5) Condensation reaction: 3- (13- ((3-carboxypropyl (tosyl) carbamoyl) dibenzoacridine-6-propyl-1-sulfonate, adding acetonitrile, adding N-hydroxysuccinimide, diisopropylcarbodiimide (DIC), stirring at normal temperature for reaction, rotary evaporation, dichloromethane extraction, concentration and column separation to obtain 3- (13- (4- ((2, 5-dioxo-1-pyrrolidinyl) oxy) 4-oxo butyl) (tosyl) carbamoyl) dibenzoacridine-6-propyl-1-sulfonate.

3. The process of claim 2, wherein step 2) the amide reaction, sodium hydrogen: methyl p-toluenesulfonylamino butyrate: molar ratio of acid chloride = 1.05:1.05:1.

4. the process according to claim 2, wherein step 3) the propanesulfonate reaction, methyl 4- (N-p-toluenesulfonyldibenzoacridine-13-carboxamide) butyrate: mass ratio of 1, 3-propane sultone=1: 1.5 to 8; the reaction temperature is 80-130 ℃.

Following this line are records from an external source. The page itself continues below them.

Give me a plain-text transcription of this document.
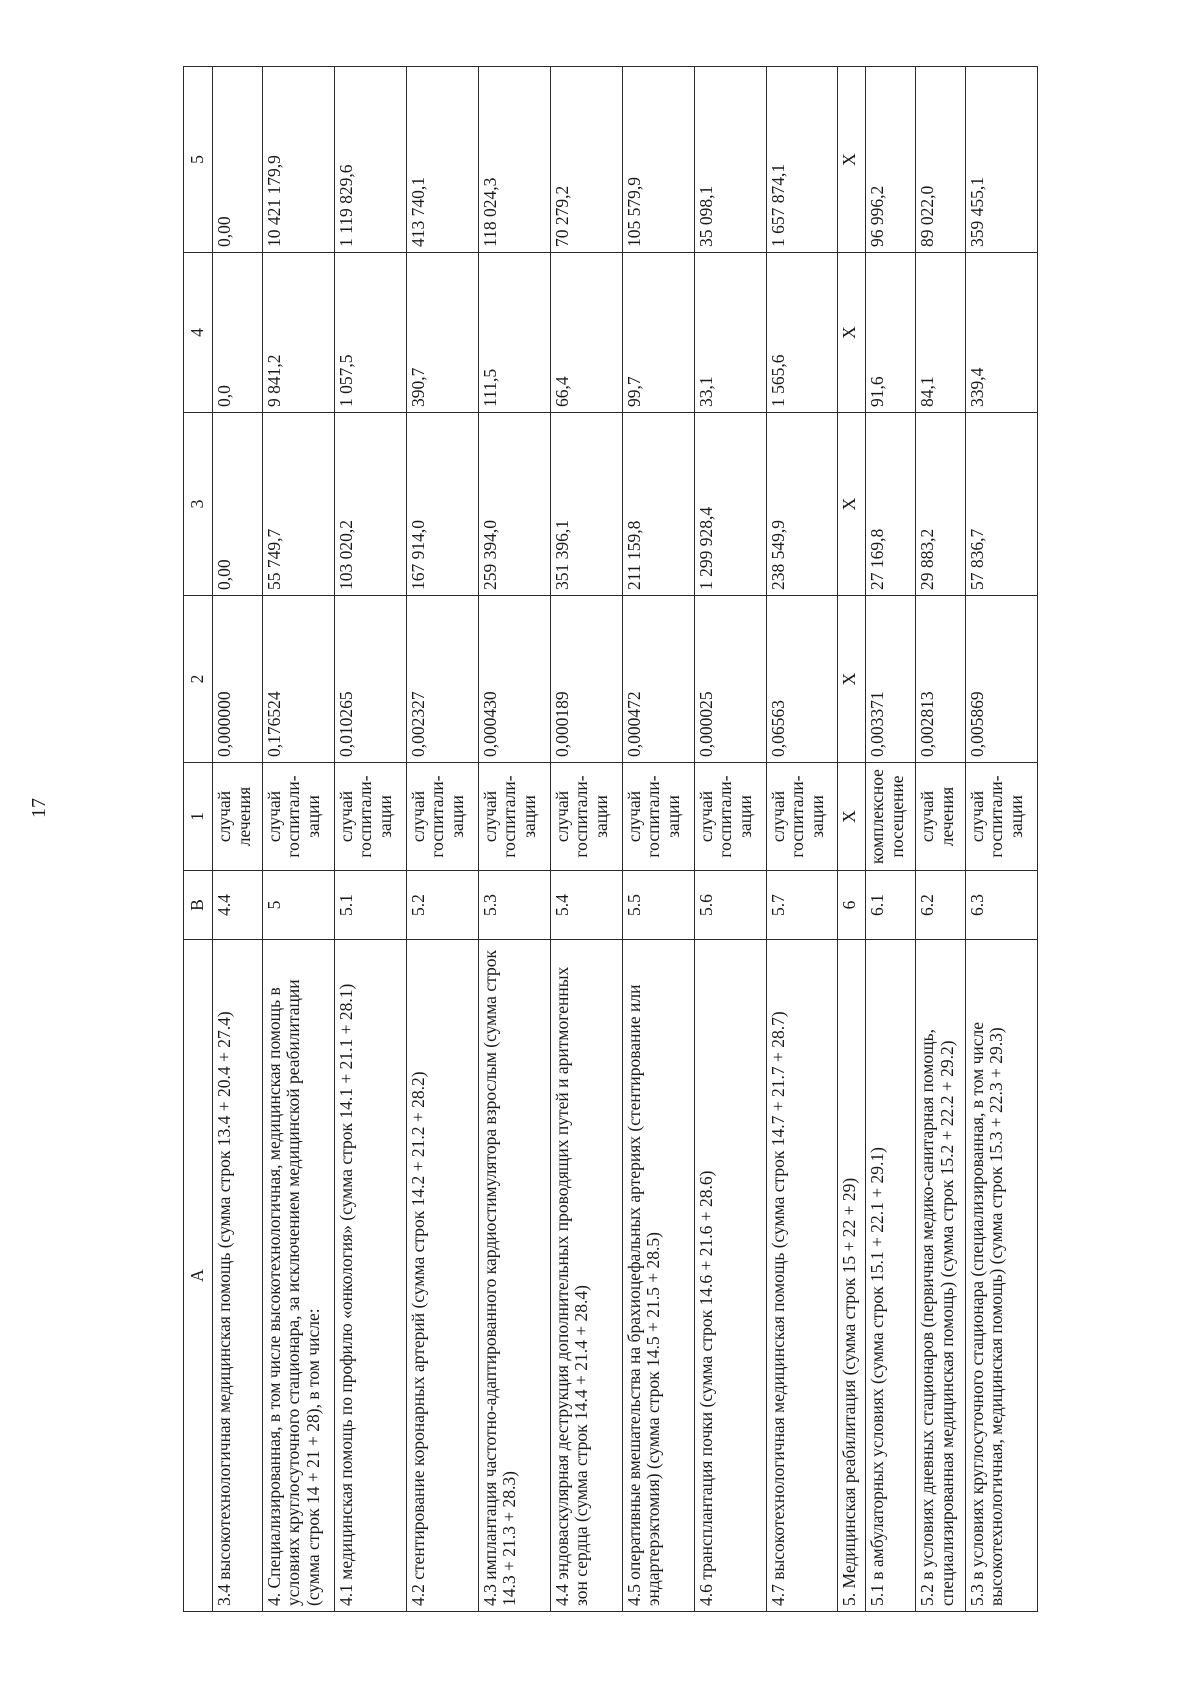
17
A	B	1	2	3	4	5
3.4 высокотехнологичная медицинская помощь (сумма строк 13.4 + 20.4 + 27.4)	4.4	случай лечения	0,000000	0,00	0,0	0,00
4. Специализированная, в том числе высокотехнологичная, медицинская помощь в условиях круглосуточного стационара, за исключением медицинской реабилитации (сумма строк 14 + 21 + 28), в том числе:	5	случай госпитали-зации	0,176524	55 749,7	9 841,2	10 421 179,9
4.1 медицинская помощь по профилю «онкология» (сумма строк 14.1 + 21.1 + 28.1)	5.1	случай госпитали-зации	0,010265	103 020,2	1 057,5	1 119 829,6
4.2 стентирование коронарных артерий (сумма строк 14.2 + 21.2 + 28.2)	5.2	случай госпитали-зации	0,002327	167 914,0	390,7	413 740,1
4.3 имплантация частотно-адаптированного кардиостимулятора взрослым (сумма строк 14.3 + 21.3 + 28.3)	5.3	случай госпитали-зации	0,000430	259 394,0	111,5	118 024,3
4.4 эндоваскулярная деструкция дополнительных проводящих путей и аритмогенных зон сердца (сумма строк 14.4 + 21.4 + 28.4)	5.4	случай госпитали-зации	0,000189	351 396,1	66,4	70 279,2
4.5 оперативные вмешательства на брахиоцефальных артериях (стентирование или эндартерэктомия) (сумма строк 14.5 + 21.5 + 28.5)	5.5	случай госпитали-зации	0,000472	211 159,8	99,7	105 579,9
4.6 трансплантация почки (сумма строк 14.6 + 21.6 + 28.6)	5.6	случай госпитали-зации	0,000025	1 299 928,4	33,1	35 098,1
4.7 высокотехнологичная медицинская помощь (сумма строк 14.7 + 21.7 + 28.7)	5.7	случай госпитали-зации	0,06563	238 549,9	1 565,6	1 657 874,1
5. Медицинская реабилитация (сумма строк 15 + 22 + 29)	6	X	X	X	X	X
5.1 в амбулаторных условиях (сумма строк 15.1 + 22.1 + 29.1)	6.1	комплексное посещение	0,003371	27 169,8	91,6	96 996,2
5.2 в условиях дневных стационаров (первичная медико-санитарная помощь, специализированная медицинская помощь) (сумма строк 15.2 + 22.2 + 29.2)	6.2	случай лечения	0,002813	29 883,2	84,1	89 022,0
5.3 в условиях круглосуточного стационара (специализированная, в том числе высокотехнологичная, медицинская помощь) (сумма строк 15.3 + 22.3 + 29.3)	6.3	случай госпитали-зации	0,005869	57 836,7	339,4	359 455,1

5. The method according to claim 2, wherein the condensation reaction of step 5) is carried out by: n-hydroxysuccinimide: diisopropylcarbodiimide (DIC): DMAP molar ratio = 1:1.5:1.5:0.2%.

6. The use of an acridinium salt derivative according to claim 1 for the preparation of chemiluminescent and immunoassay detection reagents.

7. Use of the acridine salt derivative according to claim 1 as a tracer for the preparation of chemiluminescent immunoassay.